Wednesday, September 28, 2011

Colorado Rockies kick their fans while they are down

Was losing 89 games not enough? Was the most trying season in the history of the Colorado Rockies not enough to endure?

Just when the Rockies fan base thought they were done with the suffering and could look forward to an offseason of change, an offseason that would once again lift their spirits, giving fans time to lick their wounds and not be sick to their stomachs every time they thought about the Rockies, the organization went out and dealt them one last kick in the teeth.

Last week Rockies general manager Dan O'Dowd made it clear that he wasn't going to make the decisions about who stayed and who went when it came to Jim Tracy's coaching staff. For the first time in O'Dowd's tenure, it would be the manager who had complete say over who stuck around.

O'Dowd might be second guessing himself on that move right now.

Tracy made an announcement before the Rockies final game on Wednesday that all of the coaches from his staff would be retained. He made comments about how it wouldn't be right to pin the lack of success on to one coach. He said that they needed consistency within the coaching staff, not a constant rotation.

What the move proved to Rockies fans is that first, Jim Tracy doesn't get it. He truly doesn't understand what went wrong in 2011. He doesn't see that the message wasn't getting through to these players. He actually believes that this club was a few injuries away from being in the playoffs.

Second, Tracy actually believes that the fans are going to buy into that. He thinks that the fans don't pay enough attention to baseball to understand that the issue had nothing to do with injuries, but rather that this team played with absolutely zero heart.

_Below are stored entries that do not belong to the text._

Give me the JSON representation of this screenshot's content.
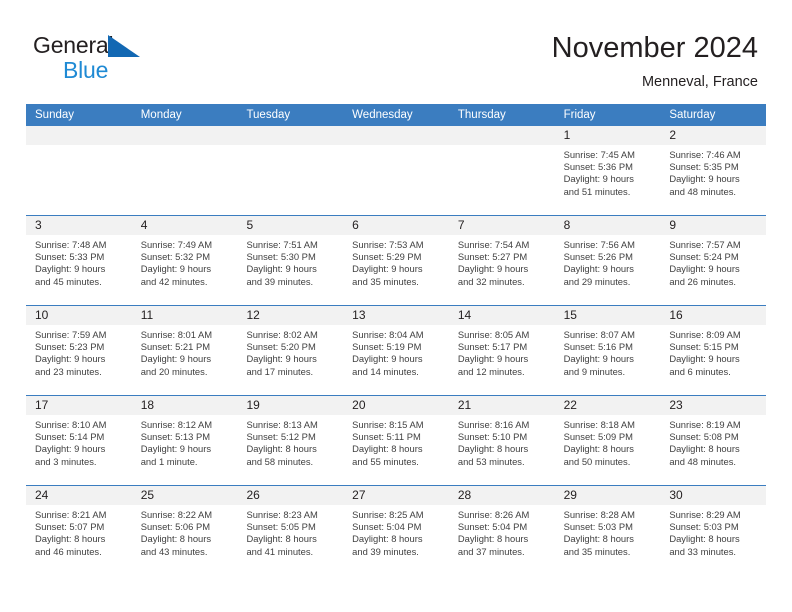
{
  "brand": {
    "word1": "General",
    "word2": "Blue",
    "triangle_color": "#1268b3",
    "blue_color": "#1f8ad4"
  },
  "header": {
    "title": "November 2024",
    "location": "Menneval, France"
  },
  "calendar": {
    "header_bg": "#3b7dc0",
    "daynum_bg": "#f2f2f2",
    "weekdays": [
      "Sunday",
      "Monday",
      "Tuesday",
      "Wednesday",
      "Thursday",
      "Friday",
      "Saturday"
    ],
    "weeks": [
      [
        {
          "empty": true
        },
        {
          "empty": true
        },
        {
          "empty": true
        },
        {
          "empty": true
        },
        {
          "empty": true
        },
        {
          "day": "1",
          "sunrise": "Sunrise: 7:45 AM",
          "sunset": "Sunset: 5:36 PM",
          "daylight1": "Daylight: 9 hours",
          "daylight2": "and 51 minutes."
        },
        {
          "day": "2",
          "sunrise": "Sunrise: 7:46 AM",
          "sunset": "Sunset: 5:35 PM",
          "daylight1": "Daylight: 9 hours",
          "daylight2": "and 48 minutes."
        }
      ],
      [
        {
          "day": "3",
          "sunrise": "Sunrise: 7:48 AM",
          "sunset": "Sunset: 5:33 PM",
          "daylight1": "Daylight: 9 hours",
          "daylight2": "and 45 minutes."
        },
        {
          "day": "4",
          "sunrise": "Sunrise: 7:49 AM",
          "sunset": "Sunset: 5:32 PM",
          "daylight1": "Daylight: 9 hours",
          "daylight2": "and 42 minutes."
        },
        {
          "day": "5",
          "sunrise": "Sunrise: 7:51 AM",
          "sunset": "Sunset: 5:30 PM",
          "daylight1": "Daylight: 9 hours",
          "daylight2": "and 39 minutes."
        },
        {
          "day": "6",
          "sunrise": "Sunrise: 7:53 AM",
          "sunset": "Sunset: 5:29 PM",
          "daylight1": "Daylight: 9 hours",
          "daylight2": "and 35 minutes."
        },
        {
          "day": "7",
          "sunrise": "Sunrise: 7:54 AM",
          "sunset": "Sunset: 5:27 PM",
          "daylight1": "Daylight: 9 hours",
          "daylight2": "and 32 minutes."
        },
        {
          "day": "8",
          "sunrise": "Sunrise: 7:56 AM",
          "sunset": "Sunset: 5:26 PM",
          "daylight1": "Daylight: 9 hours",
          "daylight2": "and 29 minutes."
        },
        {
          "day": "9",
          "sunrise": "Sunrise: 7:57 AM",
          "sunset": "Sunset: 5:24 PM",
          "daylight1": "Daylight: 9 hours",
          "daylight2": "and 26 minutes."
        }
      ],
      [
        {
          "day": "10",
          "sunrise": "Sunrise: 7:59 AM",
          "sunset": "Sunset: 5:23 PM",
          "daylight1": "Daylight: 9 hours",
          "daylight2": "and 23 minutes."
        },
        {
          "day": "11",
          "sunrise": "Sunrise: 8:01 AM",
          "sunset": "Sunset: 5:21 PM",
          "daylight1": "Daylight: 9 hours",
          "daylight2": "and 20 minutes."
        },
        {
          "day": "12",
          "sunrise": "Sunrise: 8:02 AM",
          "sunset": "Sunset: 5:20 PM",
          "daylight1": "Daylight: 9 hours",
          "daylight2": "and 17 minutes."
        },
        {
          "day": "13",
          "sunrise": "Sunrise: 8:04 AM",
          "sunset": "Sunset: 5:19 PM",
          "daylight1": "Daylight: 9 hours",
          "daylight2": "and 14 minutes."
        },
        {
          "day": "14",
          "sunrise": "Sunrise: 8:05 AM",
          "sunset": "Sunset: 5:17 PM",
          "daylight1": "Daylight: 9 hours",
          "daylight2": "and 12 minutes."
        },
        {
          "day": "15",
          "sunrise": "Sunrise: 8:07 AM",
          "sunset": "Sunset: 5:16 PM",
          "daylight1": "Daylight: 9 hours",
          "daylight2": "and 9 minutes."
        },
        {
          "day": "16",
          "sunrise": "Sunrise: 8:09 AM",
          "sunset": "Sunset: 5:15 PM",
          "daylight1": "Daylight: 9 hours",
          "daylight2": "and 6 minutes."
        }
      ],
      [
        {
          "day": "17",
          "sunrise": "Sunrise: 8:10 AM",
          "sunset": "Sunset: 5:14 PM",
          "daylight1": "Daylight: 9 hours",
          "daylight2": "and 3 minutes."
        },
        {
          "day": "18",
          "sunrise": "Sunrise: 8:12 AM",
          "sunset": "Sunset: 5:13 PM",
          "daylight1": "Daylight: 9 hours",
          "daylight2": "and 1 minute."
        },
        {
          "day": "19",
          "sunrise": "Sunrise: 8:13 AM",
          "sunset": "Sunset: 5:12 PM",
          "daylight1": "Daylight: 8 hours",
          "daylight2": "and 58 minutes."
        },
        {
          "day": "20",
          "sunrise": "Sunrise: 8:15 AM",
          "sunset": "Sunset: 5:11 PM",
          "daylight1": "Daylight: 8 hours",
          "daylight2": "and 55 minutes."
        },
        {
          "day": "21",
          "sunrise": "Sunrise: 8:16 AM",
          "sunset": "Sunset: 5:10 PM",
          "daylight1": "Daylight: 8 hours",
          "daylight2": "and 53 minutes."
        },
        {
          "day": "22",
          "sunrise": "Sunrise: 8:18 AM",
          "sunset": "Sunset: 5:09 PM",
          "daylight1": "Daylight: 8 hours",
          "daylight2": "and 50 minutes."
        },
        {
          "day": "23",
          "sunrise": "Sunrise: 8:19 AM",
          "sunset": "Sunset: 5:08 PM",
          "daylight1": "Daylight: 8 hours",
          "daylight2": "and 48 minutes."
        }
      ],
      [
        {
          "day": "24",
          "sunrise": "Sunrise: 8:21 AM",
          "sunset": "Sunset: 5:07 PM",
          "daylight1": "Daylight: 8 hours",
          "daylight2": "and 46 minutes."
        },
        {
          "day": "25",
          "sunrise": "Sunrise: 8:22 AM",
          "sunset": "Sunset: 5:06 PM",
          "daylight1": "Daylight: 8 hours",
          "daylight2": "and 43 minutes."
        },
        {
          "day": "26",
          "sunrise": "Sunrise: 8:23 AM",
          "sunset": "Sunset: 5:05 PM",
          "daylight1": "Daylight: 8 hours",
          "daylight2": "and 41 minutes."
        },
        {
          "day": "27",
          "sunrise": "Sunrise: 8:25 AM",
          "sunset": "Sunset: 5:04 PM",
          "daylight1": "Daylight: 8 hours",
          "daylight2": "and 39 minutes."
        },
        {
          "day": "28",
          "sunrise": "Sunrise: 8:26 AM",
          "sunset": "Sunset: 5:04 PM",
          "daylight1": "Daylight: 8 hours",
          "daylight2": "and 37 minutes."
        },
        {
          "day": "29",
          "sunrise": "Sunrise: 8:28 AM",
          "sunset": "Sunset: 5:03 PM",
          "daylight1": "Daylight: 8 hours",
          "daylight2": "and 35 minutes."
        },
        {
          "day": "30",
          "sunrise": "Sunrise: 8:29 AM",
          "sunset": "Sunset: 5:03 PM",
          "daylight1": "Daylight: 8 hours",
          "daylight2": "and 33 minutes."
        }
      ]
    ]
  }
}
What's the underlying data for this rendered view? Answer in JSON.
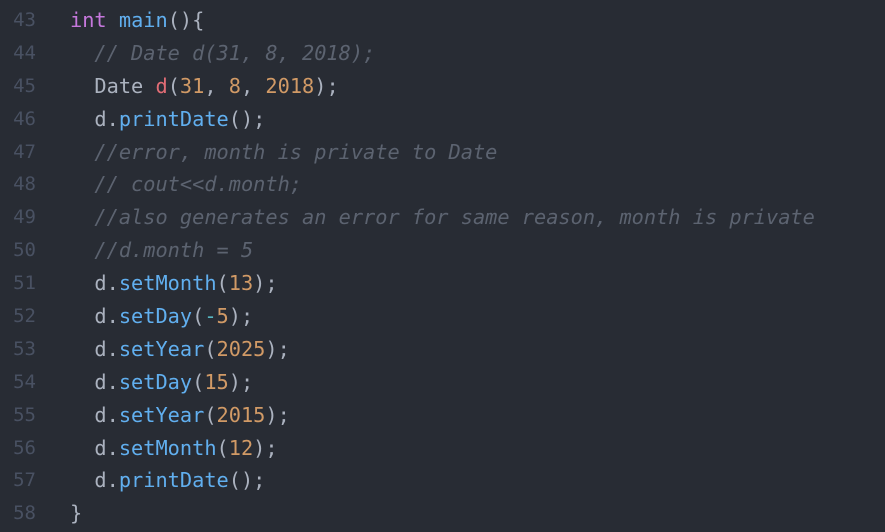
{
  "editor": {
    "lines": [
      {
        "num": "43",
        "tokens": [
          {
            "t": "int",
            "k": "kw"
          },
          {
            "t": " ",
            "k": "pl"
          },
          {
            "t": "main",
            "k": "fn"
          },
          {
            "t": "(){",
            "k": "pl"
          }
        ]
      },
      {
        "num": "44",
        "tokens": [
          {
            "t": "  ",
            "k": "pl"
          },
          {
            "t": "// Date d(31, 8, 2018);",
            "k": "cm"
          }
        ]
      },
      {
        "num": "45",
        "tokens": [
          {
            "t": "  Date ",
            "k": "pl"
          },
          {
            "t": "d",
            "k": "id"
          },
          {
            "t": "(",
            "k": "pl"
          },
          {
            "t": "31",
            "k": "num"
          },
          {
            "t": ", ",
            "k": "pl"
          },
          {
            "t": "8",
            "k": "num"
          },
          {
            "t": ", ",
            "k": "pl"
          },
          {
            "t": "2018",
            "k": "num"
          },
          {
            "t": ");",
            "k": "pl"
          }
        ]
      },
      {
        "num": "46",
        "tokens": [
          {
            "t": "  d.",
            "k": "pl"
          },
          {
            "t": "printDate",
            "k": "fn"
          },
          {
            "t": "();",
            "k": "pl"
          }
        ]
      },
      {
        "num": "47",
        "tokens": [
          {
            "t": "  ",
            "k": "pl"
          },
          {
            "t": "//error, month is private to Date",
            "k": "cm"
          }
        ]
      },
      {
        "num": "48",
        "tokens": [
          {
            "t": "  ",
            "k": "pl"
          },
          {
            "t": "// cout<<d.month;",
            "k": "cm"
          }
        ]
      },
      {
        "num": "49",
        "tokens": [
          {
            "t": "  ",
            "k": "pl"
          },
          {
            "t": "//also generates an error for same reason, month is private",
            "k": "cm"
          }
        ]
      },
      {
        "num": "50",
        "tokens": [
          {
            "t": "  ",
            "k": "pl"
          },
          {
            "t": "//d.month = 5",
            "k": "cm"
          }
        ]
      },
      {
        "num": "51",
        "tokens": [
          {
            "t": "  d.",
            "k": "pl"
          },
          {
            "t": "setMonth",
            "k": "fn"
          },
          {
            "t": "(",
            "k": "pl"
          },
          {
            "t": "13",
            "k": "num"
          },
          {
            "t": ");",
            "k": "pl"
          }
        ]
      },
      {
        "num": "52",
        "tokens": [
          {
            "t": "  d.",
            "k": "pl"
          },
          {
            "t": "setDay",
            "k": "fn"
          },
          {
            "t": "(",
            "k": "pl"
          },
          {
            "t": "-",
            "k": "op"
          },
          {
            "t": "5",
            "k": "num"
          },
          {
            "t": ");",
            "k": "pl"
          }
        ]
      },
      {
        "num": "53",
        "tokens": [
          {
            "t": "  d.",
            "k": "pl"
          },
          {
            "t": "setYear",
            "k": "fn"
          },
          {
            "t": "(",
            "k": "pl"
          },
          {
            "t": "2025",
            "k": "num"
          },
          {
            "t": ");",
            "k": "pl"
          }
        ]
      },
      {
        "num": "54",
        "tokens": [
          {
            "t": "  d.",
            "k": "pl"
          },
          {
            "t": "setDay",
            "k": "fn"
          },
          {
            "t": "(",
            "k": "pl"
          },
          {
            "t": "15",
            "k": "num"
          },
          {
            "t": ");",
            "k": "pl"
          }
        ]
      },
      {
        "num": "55",
        "tokens": [
          {
            "t": "  d.",
            "k": "pl"
          },
          {
            "t": "setYear",
            "k": "fn"
          },
          {
            "t": "(",
            "k": "pl"
          },
          {
            "t": "2015",
            "k": "num"
          },
          {
            "t": ");",
            "k": "pl"
          }
        ]
      },
      {
        "num": "56",
        "tokens": [
          {
            "t": "  d.",
            "k": "pl"
          },
          {
            "t": "setMonth",
            "k": "fn"
          },
          {
            "t": "(",
            "k": "pl"
          },
          {
            "t": "12",
            "k": "num"
          },
          {
            "t": ");",
            "k": "pl"
          }
        ]
      },
      {
        "num": "57",
        "tokens": [
          {
            "t": "  d.",
            "k": "pl"
          },
          {
            "t": "printDate",
            "k": "fn"
          },
          {
            "t": "();",
            "k": "pl"
          }
        ]
      },
      {
        "num": "58",
        "tokens": [
          {
            "t": "}",
            "k": "pl"
          }
        ]
      }
    ]
  },
  "colors": {
    "background": "#282c34",
    "gutter": "#495162",
    "keyword": "#c678dd",
    "function": "#61afef",
    "number": "#d19a66",
    "identifier": "#e06c75",
    "comment": "#5c6370",
    "operator": "#56b6c2",
    "plain": "#abb2bf"
  }
}
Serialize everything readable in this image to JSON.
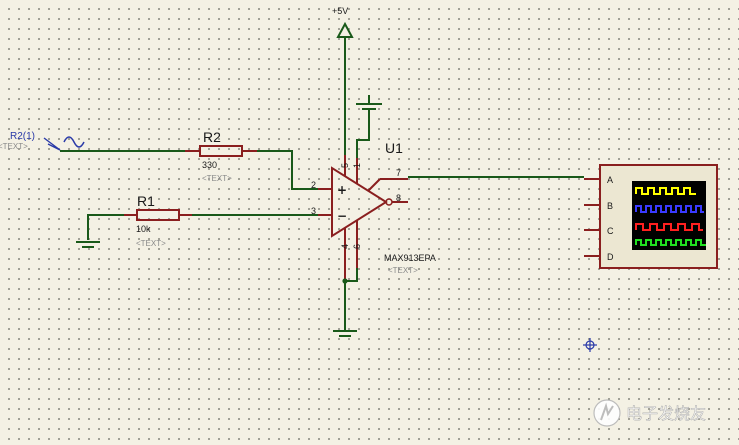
{
  "power": {
    "label": "+5V"
  },
  "source": {
    "ref": "R2(1)",
    "placeholder": "<TEXT>"
  },
  "r2": {
    "ref": "R2",
    "value": "330",
    "placeholder": "<TEXT>"
  },
  "r1": {
    "ref": "R1",
    "value": "10k",
    "placeholder": "<TEXT>"
  },
  "u1": {
    "ref": "U1",
    "part": "MAX913EPA",
    "placeholder": "<TEXT>",
    "plus_sign": "+",
    "minus_sign": "−",
    "pins": {
      "p5": "5",
      "p1": "1",
      "p2": "2",
      "p3": "3",
      "p4": "4",
      "p6": "6",
      "p7": "7",
      "p8": "8"
    }
  },
  "scope": {
    "channels": [
      "A",
      "B",
      "C",
      "D"
    ],
    "trace_colors": [
      "#ffff00",
      "#3a3aff",
      "#ff2020",
      "#20e020"
    ]
  },
  "watermark": {
    "text": "电子发烧友"
  }
}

Third, both it shows that Tracy, O'Dowd, and by default the Monforts, take for granted the fact that Colorado Rockies fans come out to Coors Field in droves, regardless of the product on the field.

Maybe they are right. Maybe the fans will be at Coors Field in 2012 regardless of what changes on the team. Maybe it doesn't matter if the club finished dead last in the National League in ERA again. Maybe it doesn't matter if all but one guy on the roster takes horrible at-bats, swinging at 3-0 pitches with the bases loaded, constantly letting the opposing pitchers off the hook. Maybe fans will still come.

However, this might be the one time that they are dead wrong.

Part of the reason the Rockies attendance was so high was because of the excitement heading into 2011. Many fans flocked to the ticket windows long before the snow melted, long before the players reported to the new spring training facility. The Rockies don't make the number public, but it would be a sure bet to say that the number of season ticket holders and mini-plan holders went up by 15 percent over the winter.

That number greatly influences the overall ticket sales number. Those fans are the ones who aren't coming back. The fans who shelled out hard-earned dollars to see a team that they thought would bring excitement, and had a good chance at winning their first-ever division crown, sure they would go see that.

Instead, they got a team that didn't win more than they lost at home, a place that even the poor Rockies teams dominated. They got a team that didn't get soundly beat by the opponent each night, they soundly defeated themselves by playing selfish baseball and forgetting how to play the game using fundamentals.

As the Red Sox walked away from a season that saw them blow a nine game lead in the American League Wild Card race, there are rumors swirling that Terry Francona will not be back as the manager next season. This is the same manager who led this team to a comeback over the Yankees in 2004 when the club was down 3-0 in the AL Championship Series. This is the guy who brought a championship back to Boston for the first time since 1918. He broke the Curse of the Bambino. He didn't stop there either, he brought them another championship in 2007. All of this, and he still is on the hot seat after blowing this lead.

If Francona is on his way out in Boston, how on earth can Jim Tracy still be employed in Denver? And if Tracy is going to be employed, how on earth can there not be even a single change in the coaching staff? How does that make any sense?

There is only one conclusion. The conclusion is that the Rockies ownership isn't determined to be winners.

Now, that is not to say that they don't want to win. Many fans have utter disdain for the Monforts, saying that they don't want to win. That is incorrect. This ownership group wants to win. They love to win. Their goal is to win. Make no mistake about it, every season, they desperately want to win. However, they are not intent on winning. Winning doesn't consume them. They don't live and die with each game. They aren't a pain to be around all offseason when the Rockies don't go to the playoffs.

These owners want to win, but they don't expect to win.

The problem for this club is that the attitude of the owners trickles its way all the way through the organization and into the clubhouse. It has been shown all season long. They want to win, but they aren't intent on winning. That type of attitude always takes a team to one place, and it doesn't involve first place.

1 comment:

  1. There are some good hard facts here but the main blame for the Rockies lack of success has not been assigned. This team will not win big with O'Dowd as general manager. Never! Forget positive flukes like the end of the 2007 season, this man hangs on (I think) because of internal frienships in top management and has little understanding of team "chemistry" and when to be patient and when not to be. So until the Monforts are willing to put personal friendships aside and be "intent" on winning the Rocks will be average at best.